Kinnaraya or Kinnarayo also Kinnara are a social group or a caste among the Sinhalese of Sri Lanka. Similar to the Paraiyar of the Tamil Nadu state in South India.

==Origins==
As the mainstream Sinhalese speakers claim North Indian ethnic origins, the presence of many South Indian-type social groups like the Kinnaraya indicate a complex migration history from India to Sri Lanka. But Kinnaraya do indicate vestiges of tribal origins like the other formerly untouchable caste Rodiyas. Some anthropologists believe that the early society of Sri Lanka looked to South India for manpower to fulfill functional needs as land was cleared and new villages founded. The indigenous people of Sri Lanka known in the legends as Yakkas and Nagas also fused with the caste structure at the bottom as marginal people providing needed support services for survival as their habitats were cleared or simply taken over.

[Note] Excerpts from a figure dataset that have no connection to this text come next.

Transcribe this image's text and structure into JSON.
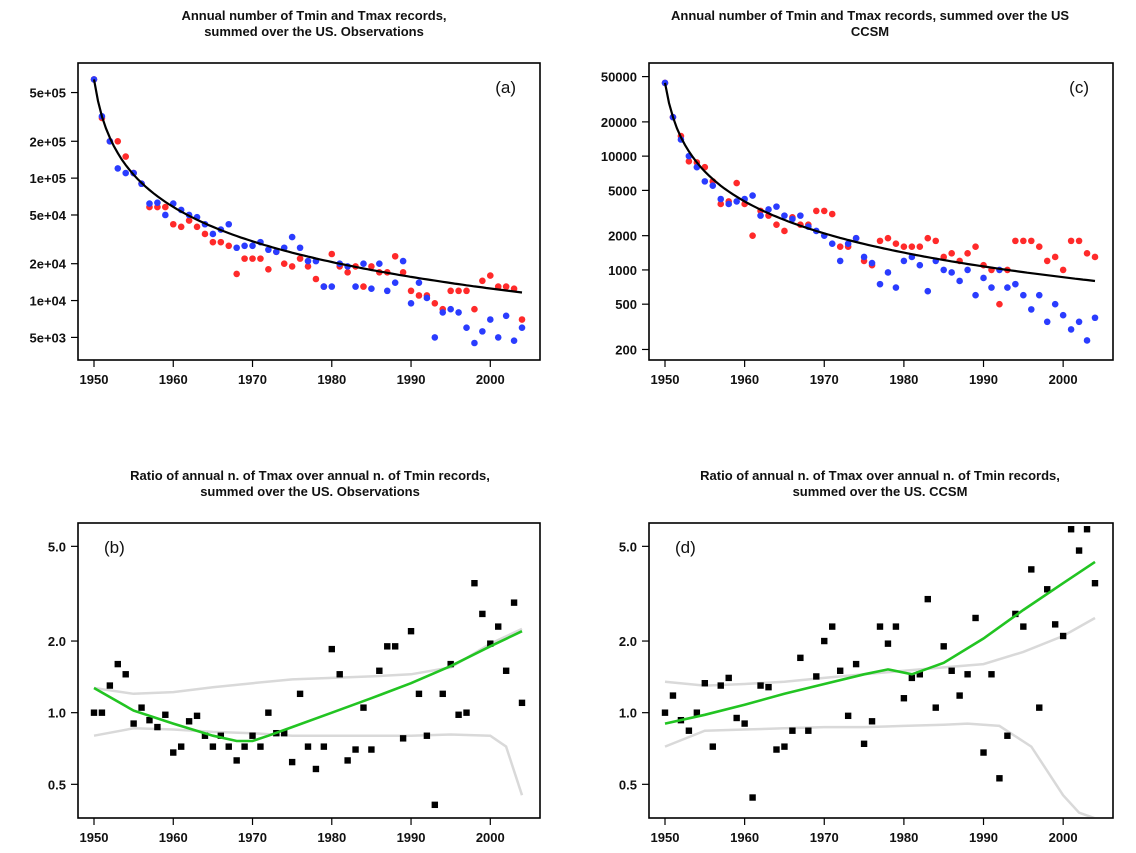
{
  "figure": {
    "panel_titles": {
      "a": [
        "Annual number of Tmin and Tmax records,",
        "summed over the US. Observations"
      ],
      "c": [
        "Annual number of Tmin and Tmax records, summed over the US",
        "CCSM"
      ],
      "b": [
        "Ratio of annual n. of Tmax over annual n. of Tmin records,",
        "summed over the US. Observations"
      ],
      "d": [
        "Ratio of annual n. of Tmax over annual n. of Tmin records,",
        "summed over the US. CCSM"
      ]
    }
  },
  "colors": {
    "tmax": "#ff2a2a",
    "tmin": "#2a3cff",
    "theory": "#000000",
    "smooth": "#22c422",
    "band": "#d9d9d9",
    "points": "#000000"
  },
  "chart_data": [
    {
      "id": "a",
      "type": "scatter",
      "panel_label": "(a)",
      "title": "Annual number of Tmin and Tmax records, summed over the US. Observations",
      "y_scale": "log",
      "xlim": [
        1950,
        2004
      ],
      "ylim": [
        3800,
        750000
      ],
      "x_ticks": [
        1950,
        1960,
        1970,
        1980,
        1990,
        2000
      ],
      "y_ticks": [
        5000,
        10000,
        20000,
        50000,
        100000,
        200000,
        500000
      ],
      "y_tick_labels": [
        "5e+03",
        "1e+04",
        "2e+04",
        "5e+04",
        "1e+05",
        "2e+05",
        "5e+05"
      ],
      "theory_curve": {
        "base_year": 1950,
        "y0": 640000,
        "exponent": 1
      },
      "series": [
        {
          "kind": "tmax",
          "x": [
            1950,
            1951,
            1952,
            1953,
            1954,
            1955,
            1956,
            1957,
            1958,
            1959,
            1960,
            1961,
            1962,
            1963,
            1964,
            1965,
            1966,
            1967,
            1968,
            1969,
            1970,
            1971,
            1972,
            1973,
            1974,
            1975,
            1976,
            1977,
            1978,
            1979,
            1980,
            1981,
            1982,
            1983,
            1984,
            1985,
            1986,
            1987,
            1988,
            1989,
            1990,
            1991,
            1992,
            1993,
            1994,
            1995,
            1996,
            1997,
            1998,
            1999,
            2000,
            2001,
            2002,
            2003,
            2004
          ],
          "values": [
            640000,
            310000,
            200000,
            200000,
            150000,
            110000,
            90000,
            58000,
            58000,
            58000,
            42000,
            40000,
            45000,
            40000,
            35000,
            30000,
            30000,
            28000,
            16500,
            22000,
            22000,
            22000,
            18000,
            25000,
            20000,
            19000,
            22000,
            19000,
            15000,
            13000,
            24000,
            19000,
            17000,
            19000,
            13000,
            19000,
            17000,
            17000,
            23000,
            17000,
            12000,
            11000,
            11000,
            9500,
            8500,
            12000,
            12000,
            12000,
            8500,
            14500,
            16000,
            13000,
            13000,
            12500,
            7000
          ]
        },
        {
          "kind": "tmin",
          "x": [
            1950,
            1951,
            1952,
            1953,
            1954,
            1955,
            1956,
            1957,
            1958,
            1959,
            1960,
            1961,
            1962,
            1963,
            1964,
            1965,
            1966,
            1967,
            1968,
            1969,
            1970,
            1971,
            1972,
            1973,
            1974,
            1975,
            1976,
            1977,
            1978,
            1979,
            1980,
            1981,
            1982,
            1983,
            1984,
            1985,
            1986,
            1987,
            1988,
            1989,
            1990,
            1991,
            1992,
            1993,
            1994,
            1995,
            1996,
            1997,
            1998,
            1999,
            2000,
            2001,
            2002,
            2003,
            2004
          ],
          "values": [
            640000,
            320000,
            200000,
            120000,
            110000,
            110000,
            90000,
            62000,
            63000,
            50000,
            62000,
            55000,
            50000,
            48000,
            42000,
            35000,
            38000,
            42000,
            27000,
            28000,
            28000,
            30000,
            26000,
            25000,
            27000,
            33000,
            27000,
            21000,
            21000,
            13000,
            13000,
            20000,
            19000,
            13000,
            20000,
            12500,
            20000,
            12000,
            14000,
            21000,
            9500,
            14000,
            10500,
            5000,
            8000,
            8500,
            8000,
            6000,
            4500,
            5600,
            7000,
            5000,
            7500,
            4700,
            6000
          ]
        }
      ]
    },
    {
      "id": "c",
      "type": "scatter",
      "panel_label": "(c)",
      "title": "Annual number of Tmin and Tmax records, summed over the US CCSM",
      "y_scale": "log",
      "xlim": [
        1950,
        2004
      ],
      "ylim": [
        190,
        56000
      ],
      "x_ticks": [
        1950,
        1960,
        1970,
        1980,
        1990,
        2000
      ],
      "y_ticks": [
        200,
        500,
        1000,
        2000,
        5000,
        10000,
        20000,
        50000
      ],
      "y_tick_labels": [
        "200",
        "500",
        "1000",
        "2000",
        "5000",
        "10000",
        "20000",
        "50000"
      ],
      "theory_curve": {
        "base_year": 1950,
        "y0": 44000,
        "exponent": 1
      },
      "series": [
        {
          "kind": "tmax",
          "x": [
            1950,
            1951,
            1952,
            1953,
            1954,
            1955,
            1956,
            1957,
            1958,
            1959,
            1960,
            1961,
            1962,
            1963,
            1964,
            1965,
            1966,
            1967,
            1968,
            1969,
            1970,
            1971,
            1972,
            1973,
            1974,
            1975,
            1976,
            1977,
            1978,
            1979,
            1980,
            1981,
            1982,
            1983,
            1984,
            1985,
            1986,
            1987,
            1988,
            1989,
            1990,
            1991,
            1992,
            1993,
            1994,
            1995,
            1996,
            1997,
            1998,
            1999,
            2000,
            2001,
            2002,
            2003,
            2004
          ],
          "values": [
            44000,
            22000,
            15000,
            9000,
            8800,
            8000,
            6000,
            3800,
            4000,
            5800,
            3800,
            2000,
            3300,
            3000,
            2500,
            2200,
            2900,
            2500,
            2500,
            3300,
            3300,
            3100,
            1600,
            1600,
            1900,
            1200,
            1100,
            1800,
            1900,
            1700,
            1600,
            1600,
            1600,
            1900,
            1800,
            1300,
            1400,
            1200,
            1400,
            1600,
            1100,
            1000,
            500,
            1000,
            1800,
            1800,
            1800,
            1600,
            1200,
            1300,
            1000,
            1800,
            1800,
            1400,
            1300
          ]
        },
        {
          "kind": "tmin",
          "x": [
            1950,
            1951,
            1952,
            1953,
            1954,
            1955,
            1956,
            1957,
            1958,
            1959,
            1960,
            1961,
            1962,
            1963,
            1964,
            1965,
            1966,
            1967,
            1968,
            1969,
            1970,
            1971,
            1972,
            1973,
            1974,
            1975,
            1976,
            1977,
            1978,
            1979,
            1980,
            1981,
            1982,
            1983,
            1984,
            1985,
            1986,
            1987,
            1988,
            1989,
            1990,
            1991,
            1992,
            1993,
            1994,
            1995,
            1996,
            1997,
            1998,
            1999,
            2000,
            2001,
            2002,
            2003,
            2004
          ],
          "values": [
            44000,
            22000,
            14000,
            10000,
            8000,
            6000,
            5500,
            4200,
            3800,
            4000,
            4200,
            4500,
            3000,
            3400,
            3600,
            3000,
            2800,
            3000,
            2400,
            2200,
            2000,
            1700,
            1200,
            1700,
            1900,
            1300,
            1150,
            750,
            950,
            700,
            1200,
            1300,
            1100,
            650,
            1200,
            1000,
            950,
            800,
            1000,
            600,
            850,
            700,
            1000,
            700,
            750,
            600,
            450,
            600,
            350,
            500,
            400,
            300,
            350,
            240,
            380
          ]
        }
      ]
    },
    {
      "id": "b",
      "type": "scatter",
      "panel_label": "(b)",
      "title": "Ratio of annual n. of Tmax over annual n. of Tmin records, summed over the US. Observations",
      "y_scale": "log",
      "xlim": [
        1950,
        2004
      ],
      "ylim": [
        0.39,
        5.8
      ],
      "x_ticks": [
        1950,
        1960,
        1970,
        1980,
        1990,
        2000
      ],
      "y_ticks": [
        0.5,
        1.0,
        2.0,
        5.0
      ],
      "y_tick_labels": [
        "0.5",
        "1.0",
        "2.0",
        "5.0"
      ],
      "points": {
        "x": [
          1950,
          1951,
          1952,
          1953,
          1954,
          1955,
          1956,
          1957,
          1958,
          1959,
          1960,
          1961,
          1962,
          1963,
          1964,
          1965,
          1966,
          1967,
          1968,
          1969,
          1970,
          1971,
          1972,
          1973,
          1974,
          1975,
          1976,
          1977,
          1978,
          1979,
          1980,
          1981,
          1982,
          1983,
          1984,
          1985,
          1986,
          1987,
          1988,
          1989,
          1990,
          1991,
          1992,
          1993,
          1994,
          1995,
          1996,
          1997,
          1998,
          1999,
          2000,
          2001,
          2002,
          2003,
          2004
        ],
        "values": [
          1.0,
          1.0,
          1.3,
          1.6,
          1.45,
          0.9,
          1.05,
          0.93,
          0.87,
          0.98,
          0.68,
          0.72,
          0.92,
          0.97,
          0.8,
          0.72,
          0.8,
          0.72,
          0.63,
          0.72,
          0.8,
          0.72,
          1.0,
          0.82,
          0.82,
          0.62,
          1.2,
          0.72,
          0.58,
          0.72,
          1.85,
          1.45,
          0.63,
          0.7,
          1.05,
          0.7,
          1.5,
          1.9,
          1.9,
          0.78,
          2.2,
          1.2,
          0.8,
          0.41,
          1.2,
          1.6,
          0.98,
          1.0,
          3.5,
          2.6,
          1.95,
          2.3,
          1.5,
          2.9,
          1.1
        ]
      },
      "smooth": {
        "x": [
          1950,
          1955,
          1960,
          1965,
          1968,
          1970,
          1972,
          1975,
          1980,
          1985,
          1990,
          1995,
          2000,
          2004
        ],
        "values": [
          1.27,
          1.02,
          0.9,
          0.8,
          0.76,
          0.76,
          0.8,
          0.87,
          1.0,
          1.15,
          1.33,
          1.57,
          1.9,
          2.2
        ]
      },
      "band_upper": {
        "x": [
          1950,
          1955,
          1960,
          1965,
          1970,
          1975,
          1980,
          1985,
          1990,
          1995,
          2000,
          2004
        ],
        "values": [
          1.27,
          1.2,
          1.22,
          1.28,
          1.33,
          1.38,
          1.4,
          1.42,
          1.45,
          1.55,
          1.95,
          2.25
        ]
      },
      "band_lower": {
        "x": [
          1950,
          1955,
          1960,
          1965,
          1970,
          1975,
          1980,
          1985,
          1990,
          1995,
          2000,
          2002,
          2004
        ],
        "values": [
          0.8,
          0.86,
          0.85,
          0.83,
          0.82,
          0.8,
          0.8,
          0.8,
          0.8,
          0.81,
          0.8,
          0.72,
          0.45
        ]
      }
    },
    {
      "id": "d",
      "type": "scatter",
      "panel_label": "(d)",
      "title": "Ratio of annual n. of Tmax over annual n. of Tmin records, summed over the US. CCSM",
      "y_scale": "log",
      "xlim": [
        1950,
        2004
      ],
      "ylim": [
        0.39,
        5.8
      ],
      "x_ticks": [
        1950,
        1960,
        1970,
        1980,
        1990,
        2000
      ],
      "y_ticks": [
        0.5,
        1.0,
        2.0,
        5.0
      ],
      "y_tick_labels": [
        "0.5",
        "1.0",
        "2.0",
        "5.0"
      ],
      "points": {
        "x": [
          1950,
          1951,
          1952,
          1953,
          1954,
          1955,
          1956,
          1957,
          1958,
          1959,
          1960,
          1961,
          1962,
          1963,
          1964,
          1965,
          1966,
          1967,
          1968,
          1969,
          1970,
          1971,
          1972,
          1973,
          1974,
          1975,
          1976,
          1977,
          1978,
          1979,
          1980,
          1981,
          1982,
          1983,
          1984,
          1985,
          1986,
          1987,
          1988,
          1989,
          1990,
          1991,
          1992,
          1993,
          1994,
          1995,
          1996,
          1997,
          1998,
          1999,
          2000,
          2001,
          2002,
          2003,
          2004
        ],
        "values": [
          1.0,
          1.18,
          0.93,
          0.84,
          1.0,
          1.33,
          0.72,
          1.3,
          1.4,
          0.95,
          0.9,
          0.44,
          1.3,
          1.28,
          0.7,
          0.72,
          0.84,
          1.7,
          0.84,
          1.42,
          2.0,
          2.3,
          1.5,
          0.97,
          1.6,
          0.74,
          0.92,
          2.3,
          1.95,
          2.3,
          1.15,
          1.4,
          1.45,
          3.0,
          1.05,
          1.9,
          1.5,
          1.18,
          1.45,
          2.5,
          0.68,
          1.45,
          0.53,
          0.8,
          2.6,
          2.3,
          4.0,
          1.05,
          3.3,
          2.35,
          2.1,
          5.9,
          4.8,
          5.9,
          3.5
        ]
      },
      "smooth": {
        "x": [
          1950,
          1955,
          1960,
          1965,
          1970,
          1975,
          1978,
          1981,
          1985,
          1990,
          1995,
          2000,
          2004
        ],
        "values": [
          0.9,
          0.98,
          1.08,
          1.2,
          1.32,
          1.45,
          1.52,
          1.45,
          1.62,
          2.05,
          2.7,
          3.5,
          4.3
        ]
      },
      "band_upper": {
        "x": [
          1950,
          1955,
          1960,
          1965,
          1970,
          1975,
          1980,
          1985,
          1990,
          1995,
          2000,
          2004
        ],
        "values": [
          1.35,
          1.3,
          1.32,
          1.35,
          1.4,
          1.45,
          1.5,
          1.55,
          1.6,
          1.8,
          2.1,
          2.5
        ]
      },
      "band_lower": {
        "x": [
          1950,
          1955,
          1960,
          1965,
          1970,
          1975,
          1980,
          1985,
          1988,
          1992,
          1996,
          2000,
          2002,
          2004
        ],
        "values": [
          0.72,
          0.84,
          0.85,
          0.86,
          0.87,
          0.87,
          0.88,
          0.89,
          0.9,
          0.88,
          0.72,
          0.45,
          0.38,
          0.36
        ]
      }
    }
  ]
}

Unlike other Sinhalese castes there is anecdotal evidence that along with Rodiyas, the Kinnarays were an indigenous tribal group that eventually became a Dalit-like caste.
==Etymology==
The origin of the word Kinnara is complex and number of theories have been proposed. But it is not clear how this early Vedic or Proto-Dravidian word or a word similar to it came to describe this small social group. Most Hindu and Buddhist literature have differing meanings for this word.

==Status==
As a numerically small and culturally insignificant community they have not been able to upgrade their social position in the society. Many live as agricultural or domestic workers, overseas maids in the Middle East, or especially since the Black July civil war pogroms as recruits in the army.

==Sub divisions==
There used to be many clan-like subdivisions within the caste that are not attested in the known literature.

==Religion==
Although many Kinnaraya purport to adhere to the conservative Theravada Buddhism there is a widespread belief in Demons, Spirits, Hindu deities and practice of related rituals such as spirit possession and cursing rituals. The Kinnaraya community is particularly known for its performances of the comic opera Sokari performed on the Kamatha threshing floor in honor of the goddess Pattini and the god Kataragama.